The school opened on 4 July 1910 with 120 students enrolled; approximately 300 people were present at the opening ceremony. By 1913, enrollment had surged to 320, prompting urgent calls for additional accommodations. In response, both the Minister of Works and the Minister for Public Instruction visited the school to evaluate the situation. It was noted that 'it is understood that the matter will be given careful consideration.' In 1914, the capacity had forced the construction of a second classroom. More classrooms were added as the school's enrollment increased due to the suburb of Manly becoming more densely populated.

The school celebrated the coronation of King George V by assembling and unveiling the Union Jack, which was gifted to the school by the Education Department. A flagpole was also donated to the school during this event.

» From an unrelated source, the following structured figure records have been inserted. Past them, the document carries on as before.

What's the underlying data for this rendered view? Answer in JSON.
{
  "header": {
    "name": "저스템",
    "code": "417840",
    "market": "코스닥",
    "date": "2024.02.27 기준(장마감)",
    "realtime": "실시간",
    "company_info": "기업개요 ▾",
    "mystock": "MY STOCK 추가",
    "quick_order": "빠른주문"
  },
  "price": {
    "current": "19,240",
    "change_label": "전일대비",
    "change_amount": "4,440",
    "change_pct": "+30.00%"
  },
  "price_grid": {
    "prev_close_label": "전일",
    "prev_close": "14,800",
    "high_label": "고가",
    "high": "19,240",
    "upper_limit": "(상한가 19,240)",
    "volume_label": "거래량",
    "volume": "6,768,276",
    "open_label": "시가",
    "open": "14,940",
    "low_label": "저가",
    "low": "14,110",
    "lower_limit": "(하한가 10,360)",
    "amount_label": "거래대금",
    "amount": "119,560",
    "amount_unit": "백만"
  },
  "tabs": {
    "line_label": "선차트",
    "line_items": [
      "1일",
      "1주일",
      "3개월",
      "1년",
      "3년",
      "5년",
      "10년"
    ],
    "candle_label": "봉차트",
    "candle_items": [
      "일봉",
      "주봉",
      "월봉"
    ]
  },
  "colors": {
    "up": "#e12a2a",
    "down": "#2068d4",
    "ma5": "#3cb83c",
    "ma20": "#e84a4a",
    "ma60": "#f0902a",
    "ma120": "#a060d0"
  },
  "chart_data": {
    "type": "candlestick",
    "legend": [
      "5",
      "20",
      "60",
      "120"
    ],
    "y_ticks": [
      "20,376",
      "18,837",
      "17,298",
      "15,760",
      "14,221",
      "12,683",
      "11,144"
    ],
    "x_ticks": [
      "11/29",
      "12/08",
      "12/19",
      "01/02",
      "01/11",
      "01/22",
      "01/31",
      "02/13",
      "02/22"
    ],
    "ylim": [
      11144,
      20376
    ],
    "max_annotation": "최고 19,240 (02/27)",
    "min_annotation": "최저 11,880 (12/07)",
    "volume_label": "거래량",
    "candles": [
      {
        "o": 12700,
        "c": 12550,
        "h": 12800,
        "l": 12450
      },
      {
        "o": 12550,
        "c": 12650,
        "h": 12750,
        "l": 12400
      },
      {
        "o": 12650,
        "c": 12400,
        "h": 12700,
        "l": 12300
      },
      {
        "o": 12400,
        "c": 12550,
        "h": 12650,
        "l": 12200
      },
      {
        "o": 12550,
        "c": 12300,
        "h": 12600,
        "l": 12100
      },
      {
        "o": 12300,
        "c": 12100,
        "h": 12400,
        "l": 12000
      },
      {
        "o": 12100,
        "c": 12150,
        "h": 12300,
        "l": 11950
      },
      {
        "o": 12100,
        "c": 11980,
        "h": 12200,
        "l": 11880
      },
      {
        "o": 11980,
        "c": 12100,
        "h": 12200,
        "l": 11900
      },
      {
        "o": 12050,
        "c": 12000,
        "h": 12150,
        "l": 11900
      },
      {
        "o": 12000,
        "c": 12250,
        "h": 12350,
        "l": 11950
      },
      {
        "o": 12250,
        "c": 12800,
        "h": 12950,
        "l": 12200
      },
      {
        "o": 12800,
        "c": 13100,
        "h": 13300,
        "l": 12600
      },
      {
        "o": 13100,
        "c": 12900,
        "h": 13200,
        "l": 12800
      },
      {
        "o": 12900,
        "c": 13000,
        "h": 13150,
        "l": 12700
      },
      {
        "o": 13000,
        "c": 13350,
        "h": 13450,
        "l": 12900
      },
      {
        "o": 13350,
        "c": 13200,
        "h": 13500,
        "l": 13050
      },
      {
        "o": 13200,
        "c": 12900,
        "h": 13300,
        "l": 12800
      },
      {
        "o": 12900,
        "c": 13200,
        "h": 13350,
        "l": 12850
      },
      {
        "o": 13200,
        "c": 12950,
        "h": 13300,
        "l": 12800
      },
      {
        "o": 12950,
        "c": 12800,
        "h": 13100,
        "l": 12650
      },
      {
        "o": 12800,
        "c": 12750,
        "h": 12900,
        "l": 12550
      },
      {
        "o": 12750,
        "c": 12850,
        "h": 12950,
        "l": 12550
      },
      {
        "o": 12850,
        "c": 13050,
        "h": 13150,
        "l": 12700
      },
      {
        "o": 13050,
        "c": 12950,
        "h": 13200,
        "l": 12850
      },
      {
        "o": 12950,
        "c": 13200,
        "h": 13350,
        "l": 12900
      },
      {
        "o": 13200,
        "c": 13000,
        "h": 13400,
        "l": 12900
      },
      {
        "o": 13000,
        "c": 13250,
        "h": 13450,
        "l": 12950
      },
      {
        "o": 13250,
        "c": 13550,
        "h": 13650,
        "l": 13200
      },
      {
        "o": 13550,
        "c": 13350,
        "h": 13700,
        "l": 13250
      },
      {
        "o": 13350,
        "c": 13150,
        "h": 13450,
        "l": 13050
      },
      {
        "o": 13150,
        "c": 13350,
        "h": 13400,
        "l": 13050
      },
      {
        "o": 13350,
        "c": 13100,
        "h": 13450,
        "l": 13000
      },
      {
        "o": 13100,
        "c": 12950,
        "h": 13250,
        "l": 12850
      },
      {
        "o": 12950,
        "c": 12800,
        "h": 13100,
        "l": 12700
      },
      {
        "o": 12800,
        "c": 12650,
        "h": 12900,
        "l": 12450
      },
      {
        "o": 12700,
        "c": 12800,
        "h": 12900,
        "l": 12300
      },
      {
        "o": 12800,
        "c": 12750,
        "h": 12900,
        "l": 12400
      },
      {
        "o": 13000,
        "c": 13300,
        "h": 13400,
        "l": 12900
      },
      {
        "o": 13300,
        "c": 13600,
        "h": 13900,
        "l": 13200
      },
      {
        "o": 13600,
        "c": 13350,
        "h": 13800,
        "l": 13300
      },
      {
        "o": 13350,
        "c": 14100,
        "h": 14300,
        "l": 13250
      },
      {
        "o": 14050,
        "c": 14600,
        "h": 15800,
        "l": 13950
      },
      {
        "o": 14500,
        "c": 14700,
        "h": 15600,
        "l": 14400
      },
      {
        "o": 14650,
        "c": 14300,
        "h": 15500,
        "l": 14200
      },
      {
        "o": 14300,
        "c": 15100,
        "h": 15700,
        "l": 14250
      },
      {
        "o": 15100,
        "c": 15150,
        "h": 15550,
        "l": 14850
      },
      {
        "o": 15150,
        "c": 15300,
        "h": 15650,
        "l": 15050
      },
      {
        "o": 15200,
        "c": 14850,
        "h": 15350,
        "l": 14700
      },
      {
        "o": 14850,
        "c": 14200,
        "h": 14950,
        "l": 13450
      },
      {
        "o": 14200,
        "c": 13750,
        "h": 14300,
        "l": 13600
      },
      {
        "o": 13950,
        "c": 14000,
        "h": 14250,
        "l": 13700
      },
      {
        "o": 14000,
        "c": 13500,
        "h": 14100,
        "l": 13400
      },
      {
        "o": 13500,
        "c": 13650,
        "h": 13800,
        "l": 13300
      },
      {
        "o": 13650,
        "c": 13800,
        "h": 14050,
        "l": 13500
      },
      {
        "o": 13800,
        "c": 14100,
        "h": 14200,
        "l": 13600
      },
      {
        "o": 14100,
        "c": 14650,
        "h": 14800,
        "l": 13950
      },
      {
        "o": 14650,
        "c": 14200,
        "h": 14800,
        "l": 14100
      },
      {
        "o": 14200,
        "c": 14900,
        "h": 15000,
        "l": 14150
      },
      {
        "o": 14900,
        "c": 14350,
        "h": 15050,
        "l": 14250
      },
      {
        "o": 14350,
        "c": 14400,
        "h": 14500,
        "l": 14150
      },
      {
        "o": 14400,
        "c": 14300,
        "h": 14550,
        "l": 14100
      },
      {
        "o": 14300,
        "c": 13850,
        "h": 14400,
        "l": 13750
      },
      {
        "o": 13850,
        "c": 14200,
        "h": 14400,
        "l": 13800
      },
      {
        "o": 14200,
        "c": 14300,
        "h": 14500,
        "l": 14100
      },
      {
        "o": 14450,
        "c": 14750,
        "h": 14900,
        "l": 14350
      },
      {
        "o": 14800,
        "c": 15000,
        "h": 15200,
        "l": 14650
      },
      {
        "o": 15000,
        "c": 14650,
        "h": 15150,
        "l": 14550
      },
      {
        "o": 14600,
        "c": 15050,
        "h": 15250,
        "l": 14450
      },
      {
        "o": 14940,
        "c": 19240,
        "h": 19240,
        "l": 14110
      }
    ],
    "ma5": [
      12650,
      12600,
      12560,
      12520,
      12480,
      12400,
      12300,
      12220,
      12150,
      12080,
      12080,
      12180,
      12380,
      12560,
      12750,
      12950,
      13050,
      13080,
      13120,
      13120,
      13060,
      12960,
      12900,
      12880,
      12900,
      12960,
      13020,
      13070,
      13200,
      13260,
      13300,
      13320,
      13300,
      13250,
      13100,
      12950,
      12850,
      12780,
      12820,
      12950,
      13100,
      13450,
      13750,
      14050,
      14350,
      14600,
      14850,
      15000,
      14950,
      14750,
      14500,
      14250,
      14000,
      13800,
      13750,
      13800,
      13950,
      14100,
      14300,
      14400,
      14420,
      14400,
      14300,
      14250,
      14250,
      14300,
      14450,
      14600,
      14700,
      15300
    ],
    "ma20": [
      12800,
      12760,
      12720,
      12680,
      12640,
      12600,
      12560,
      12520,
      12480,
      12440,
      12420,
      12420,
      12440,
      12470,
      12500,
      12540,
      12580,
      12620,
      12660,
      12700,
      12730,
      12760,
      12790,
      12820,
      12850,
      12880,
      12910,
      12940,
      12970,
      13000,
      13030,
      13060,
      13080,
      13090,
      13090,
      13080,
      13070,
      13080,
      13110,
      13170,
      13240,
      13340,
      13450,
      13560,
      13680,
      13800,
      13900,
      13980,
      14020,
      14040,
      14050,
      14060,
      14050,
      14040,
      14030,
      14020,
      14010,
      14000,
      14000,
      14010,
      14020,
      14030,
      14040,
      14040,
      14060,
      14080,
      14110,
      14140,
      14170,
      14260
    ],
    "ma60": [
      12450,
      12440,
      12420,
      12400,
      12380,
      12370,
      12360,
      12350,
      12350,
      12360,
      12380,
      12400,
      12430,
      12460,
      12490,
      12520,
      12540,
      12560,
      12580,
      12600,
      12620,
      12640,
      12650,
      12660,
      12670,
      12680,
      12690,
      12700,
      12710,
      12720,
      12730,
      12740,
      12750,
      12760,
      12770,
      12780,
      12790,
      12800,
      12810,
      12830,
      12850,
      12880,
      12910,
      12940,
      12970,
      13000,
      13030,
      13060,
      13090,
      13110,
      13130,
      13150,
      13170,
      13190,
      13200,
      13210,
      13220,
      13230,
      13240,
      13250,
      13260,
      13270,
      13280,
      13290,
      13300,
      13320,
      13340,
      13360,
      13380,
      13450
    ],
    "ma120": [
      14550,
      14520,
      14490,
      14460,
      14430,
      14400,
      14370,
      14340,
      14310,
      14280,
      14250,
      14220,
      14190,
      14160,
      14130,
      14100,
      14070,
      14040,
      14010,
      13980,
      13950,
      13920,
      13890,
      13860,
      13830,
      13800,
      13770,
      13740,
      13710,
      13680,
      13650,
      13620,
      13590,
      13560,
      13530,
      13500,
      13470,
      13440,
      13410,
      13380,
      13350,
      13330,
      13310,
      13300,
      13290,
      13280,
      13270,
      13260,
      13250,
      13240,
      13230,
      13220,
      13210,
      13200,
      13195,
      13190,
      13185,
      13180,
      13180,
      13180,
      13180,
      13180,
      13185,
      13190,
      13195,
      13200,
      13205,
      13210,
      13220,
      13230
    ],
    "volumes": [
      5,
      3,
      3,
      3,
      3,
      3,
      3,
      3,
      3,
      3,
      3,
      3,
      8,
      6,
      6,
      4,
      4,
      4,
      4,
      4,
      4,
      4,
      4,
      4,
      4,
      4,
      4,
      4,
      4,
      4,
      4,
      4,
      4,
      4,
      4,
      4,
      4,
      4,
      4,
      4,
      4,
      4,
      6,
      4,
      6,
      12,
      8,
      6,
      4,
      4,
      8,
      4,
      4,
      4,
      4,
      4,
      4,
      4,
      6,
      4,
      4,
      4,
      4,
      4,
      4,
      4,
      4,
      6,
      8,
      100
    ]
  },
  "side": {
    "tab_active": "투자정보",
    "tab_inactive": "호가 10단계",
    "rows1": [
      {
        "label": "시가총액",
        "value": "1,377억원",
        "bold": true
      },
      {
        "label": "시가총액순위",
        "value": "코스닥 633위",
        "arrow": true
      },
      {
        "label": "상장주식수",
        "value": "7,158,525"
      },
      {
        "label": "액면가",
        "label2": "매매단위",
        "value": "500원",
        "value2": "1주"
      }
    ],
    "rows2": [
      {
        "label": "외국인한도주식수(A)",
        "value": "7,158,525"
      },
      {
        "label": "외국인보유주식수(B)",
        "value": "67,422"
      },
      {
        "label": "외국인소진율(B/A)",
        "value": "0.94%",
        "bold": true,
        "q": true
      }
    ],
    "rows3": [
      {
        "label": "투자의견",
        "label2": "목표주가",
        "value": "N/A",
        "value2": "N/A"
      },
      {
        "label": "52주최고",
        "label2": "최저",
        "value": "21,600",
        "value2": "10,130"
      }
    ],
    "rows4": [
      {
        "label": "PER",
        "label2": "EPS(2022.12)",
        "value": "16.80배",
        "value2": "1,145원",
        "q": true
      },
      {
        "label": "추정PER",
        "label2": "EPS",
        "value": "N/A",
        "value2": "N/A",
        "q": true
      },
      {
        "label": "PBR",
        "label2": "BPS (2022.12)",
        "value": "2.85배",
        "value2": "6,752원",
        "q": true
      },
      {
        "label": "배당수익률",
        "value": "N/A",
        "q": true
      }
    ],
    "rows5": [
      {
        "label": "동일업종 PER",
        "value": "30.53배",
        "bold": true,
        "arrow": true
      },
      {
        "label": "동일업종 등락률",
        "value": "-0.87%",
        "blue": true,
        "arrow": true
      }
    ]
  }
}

The school was closed for a short period in 1917 due to an outbreak of diphtheria in the Manly district. All 372 students and 13 teachers were tested for the disease. It was stated that the school would not reopen until the results of the test were disclosed. The results of the test identified that 23 students were carrying the disease. The school was reopened on Thursday, 19 April 1917, with the infected students being excluded from school until three successful swabbing tests came back negative. Another outbreak occurred during November 1926, with 22 students carrying the disease, but only one official case. They were quickly isolated to protect the public. One case was fatal.

Additional land for the school was sought out by the school committee in 1926.

In 1929, it was stated that out of the 120 schools within the district at the time, Manly State School was one of the leading. There were 700 students on the school role and electric lighting had been installed in the teacher's room at this time.

In November 1953, the head teacher at the time, William Harris, died suddenly. He was the head teacher from 1945 until June 1953.

Six children were attacked by a savage dog during lunch time in 1956. The dog was shot by police.

The school's centenary occurred in 2010, being celebrated with the opening of more new and refurbished buildings.

In December 2023, the roof of the school hall was blown off during a severe storm.

== Demographics ==
In 2021, the school had a student enrollment of 707 with 48 teachers (43 full-time equivalent) and 28 non-teaching staff (18 full-time equivalent). Female enrollments consisted of 360 students and Male enrollments consisted of 347 students; Indigenous enrollments accounted for a total of 4% and 14% of students had a language background other than English.

In 2022, the school had a student enrollment of 686 with 48 teachers (42.8 full-time equivalent) and 29 non-teaching staff (18.9 full-time equivalent). Female enrollments consisted of 338 students and Male enrollments consisted of 348 students; Indigenous enrollments accounted for a total of 2% and 14% of students had a language background other than English.

In 2023, the school had a student enrollment of 671 with 48 teachers (43.5 full-time equivalent) and 27 non-teaching staff (18.3 full-time equivalent). Female enrollments consisted of 342 students and Male enrollments consisted of 329 students; Indigenous enrollments accounted for a total of 1% and 15% of students had a language background other than English.

== Heritage listing ==
The Brisbane City Council listed the school on the Brisbane Heritage Register as a Local Heritage Place on 1 January 2004, with the citation being created in May 2011. There are no criteria stated as to why the school is listed on the register.

== Notable alumni ==

- Spencer Howson, radio presenter.
- Kyle Sandilands, radio host, shock jock and television personality.

== Notable staff ==

- Herbert Rahmann, cricketer and Inspector of Schools for Queensland.